ALM-38007 Status of Kafka Default User Is Abnormal

Alarm Description

The system checks the default user of Kafka every 60 seconds. This alarm is generated when the system detects that the user status is abnormal.

Trigger Count is set to 1. This alarm is cleared when the user status becomes normal.

Alarm Attributes

Alarm ID	Alarm Severity	Alarm Type	Service Type	Auto Cleared
38007	Critical	Quality of service	Kafka	Yes

Alarm Parameters

Type	Parameter	Description
Location Information	Source	Specifies the cluster for which the alarm is generated.
	ServiceName	Specifies the service for which the alarm is generated.
	RoleName	Specifies the role for which the alarm is generated.
	HostName	Specifies the host name for which the alarm is generated.
Additional Information	Trigger Condition	Specifies the threshold triggering the alarm. If the current indicator value exceeds this threshold, the alarm is generated.

Impact on the System

If the Kafka default user status is abnormal, metadata synchronization between Brokers and interaction between Kafka and ZooKeeper will be affected, affecting service production, consumption, and topic creation and deletion.

Possible Causes

The Sssd service is abnormal.
Some Broker instances stop running.

Handling Procedure

Check whether the Sssd service is abnormal.

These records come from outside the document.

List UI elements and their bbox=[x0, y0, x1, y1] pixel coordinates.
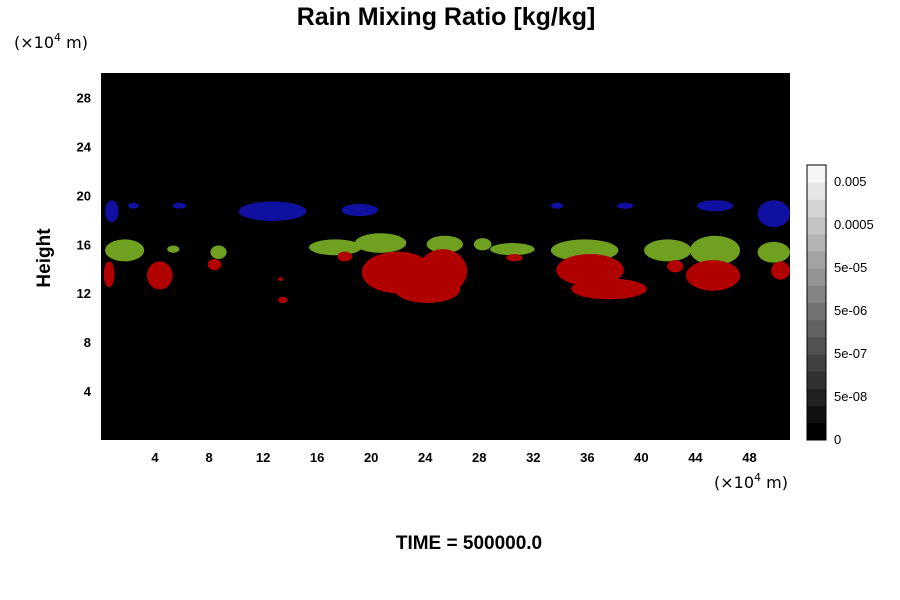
x-tick-label: 36 bbox=[580, 450, 594, 465]
rain-region-19 bbox=[690, 235, 741, 266]
rain-region-16 bbox=[490, 243, 535, 256]
x-tick-label: 32 bbox=[526, 450, 540, 465]
colorbar-level bbox=[807, 250, 826, 269]
rain-region-8 bbox=[757, 200, 790, 228]
colorbar-tick-label: 5e-05 bbox=[834, 260, 867, 275]
x-tick-label: 20 bbox=[364, 450, 378, 465]
rain-region-22 bbox=[146, 261, 173, 290]
colorbar-level bbox=[807, 302, 826, 321]
rain-region-14 bbox=[426, 235, 464, 253]
colorbar-level bbox=[807, 268, 826, 286]
chart-title: Rain Mixing Ratio [kg/kg] bbox=[297, 3, 596, 31]
colorbar-level bbox=[807, 319, 826, 338]
x-axis-unit: (×104 m) bbox=[714, 471, 788, 492]
rain-region-9 bbox=[105, 239, 145, 262]
colorbar-tick-label: 0.005 bbox=[834, 174, 867, 189]
rain-region-0 bbox=[105, 200, 119, 223]
colorbar-level bbox=[807, 233, 826, 252]
colorbar-level bbox=[807, 165, 826, 183]
rain-region-29 bbox=[418, 249, 468, 294]
y-tick-label: 8 bbox=[84, 335, 91, 350]
x-tick-label: 4 bbox=[151, 450, 159, 465]
y-tick-label: 24 bbox=[77, 139, 92, 154]
colorbar-level bbox=[807, 422, 826, 441]
rain-region-11 bbox=[210, 245, 227, 259]
rain-region-30 bbox=[506, 254, 523, 262]
rain-region-25 bbox=[277, 296, 288, 303]
rain-region-4 bbox=[341, 203, 378, 217]
colorbar-level bbox=[807, 216, 826, 235]
colorbar-level bbox=[807, 371, 826, 389]
y-tick-label: 20 bbox=[77, 188, 91, 203]
rain-region-13 bbox=[354, 233, 407, 253]
colorbar-tick-label: 5e-07 bbox=[834, 346, 867, 361]
x-tick-label: 24 bbox=[418, 450, 433, 465]
rain-region-6 bbox=[617, 202, 634, 209]
x-tick-label: 40 bbox=[634, 450, 648, 465]
rain-region-18 bbox=[644, 239, 692, 262]
x-tick-label: 12 bbox=[256, 450, 270, 465]
rain-region-1 bbox=[128, 202, 139, 209]
rain-region-2 bbox=[172, 202, 187, 209]
colorbar-level bbox=[807, 199, 826, 218]
colorbar-tick-label: 0 bbox=[834, 432, 841, 447]
y-tick-label: 4 bbox=[84, 384, 92, 399]
colorbar-tick-label: 5e-08 bbox=[834, 389, 867, 404]
y-axis-label: Height bbox=[34, 228, 55, 288]
rain-region-31 bbox=[556, 254, 624, 286]
x-tick-label: 44 bbox=[688, 450, 703, 465]
colorbar-ticks: 0 5e-08 5e-07 5e-06 5e-05 0.0005 0.005 bbox=[834, 174, 874, 447]
y-axis-ticks: 4 8 12 16 20 24 28 bbox=[77, 90, 92, 399]
y-tick-label: 28 bbox=[77, 90, 91, 105]
rain-region-23 bbox=[207, 258, 222, 270]
rain-region-3 bbox=[238, 201, 307, 222]
rain-region-20 bbox=[757, 241, 790, 263]
x-tick-label: 8 bbox=[205, 450, 212, 465]
rain-region-21 bbox=[103, 261, 115, 288]
colorbar-tick-label: 5e-06 bbox=[834, 303, 867, 318]
rain-region-35 bbox=[771, 261, 790, 280]
colorbar-level bbox=[807, 182, 826, 200]
x-axis-ticks: 4 8 12 16 20 24 28 32 36 40 44 48 bbox=[151, 450, 756, 465]
y-tick-label: 12 bbox=[77, 286, 91, 301]
colorbar-tick-label: 0.0005 bbox=[834, 217, 874, 232]
rain-region-24 bbox=[277, 277, 284, 281]
colorbar-level bbox=[807, 405, 826, 424]
rain-region-7 bbox=[696, 200, 734, 212]
x-tick-label: 28 bbox=[472, 450, 486, 465]
y-axis-unit: (×104 m) bbox=[14, 31, 88, 52]
colorbar-border bbox=[806, 164, 827, 441]
rain-region-26 bbox=[337, 251, 353, 262]
rain-region-33 bbox=[667, 260, 684, 273]
x-tick-label: 16 bbox=[310, 450, 324, 465]
rain-region-10 bbox=[167, 245, 180, 253]
rain-region-34 bbox=[685, 260, 741, 291]
rain-region-15 bbox=[473, 238, 492, 251]
rain-region-32 bbox=[571, 278, 647, 300]
colorbar bbox=[806, 164, 827, 441]
colorbar-level bbox=[807, 388, 826, 407]
x-tick-label: 48 bbox=[742, 450, 756, 465]
colorbar-level bbox=[807, 285, 826, 303]
colorbar-level bbox=[807, 354, 826, 372]
colorbar-level bbox=[807, 336, 826, 355]
rain-regions bbox=[103, 200, 790, 303]
rain-region-12 bbox=[309, 239, 362, 256]
y-tick-label: 16 bbox=[77, 237, 91, 252]
time-label: TIME = 500000.0 bbox=[396, 533, 542, 554]
rain-region-5 bbox=[550, 202, 564, 209]
plot-area bbox=[101, 73, 790, 440]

On the FusionInsight Manager portal, choose O&M > Alarm > Alarms > Status of Kafka Default User Is Abnormal > Location to check the host name of the instance for which the alarm is generated.
Find the host information in the alarm information and log in to the host.
Run the id -Gn kafka command and check whether "No such user" is displayed in the command output.
- If yes, record the host name of the node and go to 4.
- If no, go to 6.
On the FusionInsight Manager home page, choose O&M > Alarm > Alarms. Check whether there is Sssd Service Exception in the alarm information. If there is, handle the alarm based on alarm information.

Check the running status of the Broker instance.

On the FusionInsight Manager home page, choose Cluster > Name of the desired cluster > Services > Kafka > Instance. The Kafka instance page is displayed.
Check whether there are stopped nodes on all Broker instances.
- If yes, go to 7.
- If no, go to 8.
Select all stopped Broker instances and click Start Instance.
Check whether the alarm is cleared.
- If yes, no further action is required.
- If no, go to 9.

Collect fault information.

On FusionInsight Manager, choose O&M > Log > Download.
In the Service area, select Kafka in the required cluster.
Click in the upper right corner, and set Start Date and End Date for log collection to 10 minutes ahead of and after the alarm generation time, respectively. Then, click Download.
Contact the O&M engineers and send the collected logs.